Before I set down the road to building out one or both of these paths, does anyone know if either options already exist? Is there an easier way I have overlooked?
Would you like to help me remake the UCSC database (or parts of it) as a graph database?
Thank you all in advance! :D
Graph databases are great for searching for relations between nodes. What's cool with UCSC is that you can quickly search for features in genomic regions (bin index). Think about this before starting writing you database. The table Snp142 contains 115,877,267 records. Do you really want to put this in a graph?
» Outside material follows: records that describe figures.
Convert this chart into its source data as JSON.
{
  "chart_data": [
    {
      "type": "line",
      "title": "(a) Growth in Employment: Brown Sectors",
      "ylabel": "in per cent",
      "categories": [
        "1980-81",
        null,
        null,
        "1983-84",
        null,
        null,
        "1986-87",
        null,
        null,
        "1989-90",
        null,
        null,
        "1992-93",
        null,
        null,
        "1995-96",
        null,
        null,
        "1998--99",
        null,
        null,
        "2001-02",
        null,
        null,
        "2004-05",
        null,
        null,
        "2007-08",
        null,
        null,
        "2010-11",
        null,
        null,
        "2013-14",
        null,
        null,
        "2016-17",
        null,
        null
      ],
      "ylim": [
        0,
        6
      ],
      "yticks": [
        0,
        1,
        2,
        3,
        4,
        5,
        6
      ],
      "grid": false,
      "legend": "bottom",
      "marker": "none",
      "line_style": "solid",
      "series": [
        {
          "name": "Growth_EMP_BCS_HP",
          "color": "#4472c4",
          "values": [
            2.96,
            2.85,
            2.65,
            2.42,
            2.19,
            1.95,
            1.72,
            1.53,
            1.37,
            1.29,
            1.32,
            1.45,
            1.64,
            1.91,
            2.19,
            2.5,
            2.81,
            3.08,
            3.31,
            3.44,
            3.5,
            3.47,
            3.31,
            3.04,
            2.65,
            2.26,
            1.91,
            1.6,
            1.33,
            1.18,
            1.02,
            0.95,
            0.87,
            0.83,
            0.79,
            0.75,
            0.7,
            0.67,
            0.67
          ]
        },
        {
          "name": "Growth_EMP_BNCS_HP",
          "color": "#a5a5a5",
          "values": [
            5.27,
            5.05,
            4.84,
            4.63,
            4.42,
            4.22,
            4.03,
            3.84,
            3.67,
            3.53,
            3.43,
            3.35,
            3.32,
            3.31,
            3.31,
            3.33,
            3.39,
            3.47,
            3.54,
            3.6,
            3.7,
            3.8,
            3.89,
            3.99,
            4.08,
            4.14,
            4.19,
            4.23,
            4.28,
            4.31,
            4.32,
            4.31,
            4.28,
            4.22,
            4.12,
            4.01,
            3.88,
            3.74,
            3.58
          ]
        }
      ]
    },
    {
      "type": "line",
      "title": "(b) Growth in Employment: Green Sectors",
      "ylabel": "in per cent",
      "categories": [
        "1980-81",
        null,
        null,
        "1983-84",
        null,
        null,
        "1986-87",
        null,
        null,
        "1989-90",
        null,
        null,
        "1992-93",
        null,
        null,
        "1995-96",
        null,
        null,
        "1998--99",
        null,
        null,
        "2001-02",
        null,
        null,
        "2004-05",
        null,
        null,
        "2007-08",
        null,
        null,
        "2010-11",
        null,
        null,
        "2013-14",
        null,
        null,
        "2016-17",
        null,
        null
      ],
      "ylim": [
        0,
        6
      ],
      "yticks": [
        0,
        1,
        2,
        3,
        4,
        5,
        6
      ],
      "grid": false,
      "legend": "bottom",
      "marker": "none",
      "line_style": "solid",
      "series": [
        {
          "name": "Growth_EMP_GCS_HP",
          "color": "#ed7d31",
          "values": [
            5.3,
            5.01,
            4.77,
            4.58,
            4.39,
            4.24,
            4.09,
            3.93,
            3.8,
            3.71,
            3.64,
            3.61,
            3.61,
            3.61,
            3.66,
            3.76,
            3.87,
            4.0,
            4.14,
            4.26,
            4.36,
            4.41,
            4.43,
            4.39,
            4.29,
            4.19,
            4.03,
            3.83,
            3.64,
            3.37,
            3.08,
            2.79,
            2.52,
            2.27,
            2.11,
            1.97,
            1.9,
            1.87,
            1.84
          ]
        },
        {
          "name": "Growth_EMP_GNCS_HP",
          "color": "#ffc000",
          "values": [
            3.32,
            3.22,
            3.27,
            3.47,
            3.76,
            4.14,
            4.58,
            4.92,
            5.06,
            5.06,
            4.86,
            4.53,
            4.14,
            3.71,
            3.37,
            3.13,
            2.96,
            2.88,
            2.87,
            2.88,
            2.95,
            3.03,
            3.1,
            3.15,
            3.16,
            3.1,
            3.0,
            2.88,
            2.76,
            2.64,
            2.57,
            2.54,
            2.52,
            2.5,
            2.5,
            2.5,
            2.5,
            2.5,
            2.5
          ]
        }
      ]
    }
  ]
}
100 million records? Easy! :D It used to be the case that Neo only handled around 10 million nodes, but the latest version maxes out at 32 billion nodes and relationships, and 64 billion key/value properties. Of course you'd need some serious hardware to make that a reality, but people do frequently go up into the billions with it: http://firstname.lastname@example.org/msg08183.html
But still - whole thing hinges on a good question and a good schema to answer that question. Im not sure a big/slow database is even a bad thing. Looking for a simple pattern in a 115,877,267 graph would take a long long time - by Google standards. But I think our problems are more about asking 1 really good question, after having a very long think about it. For that, producing a bunch of different schema for different kinds of question is probably a better use of time than optimising one schema to fit all queries. Here's a schema I made recently to handle the issue of overlapping regions:
Three kinds of node (labels in Neo4j terminology):
In this schema, even if it was a billion nodes and 3 billion relationships, you could pull out 'all signal in genes X and Y', modifying the query only slightly to differentiate between include overlapping regions, and exclude overlapping regions. You could even plug it in to a genome browser if it supported it.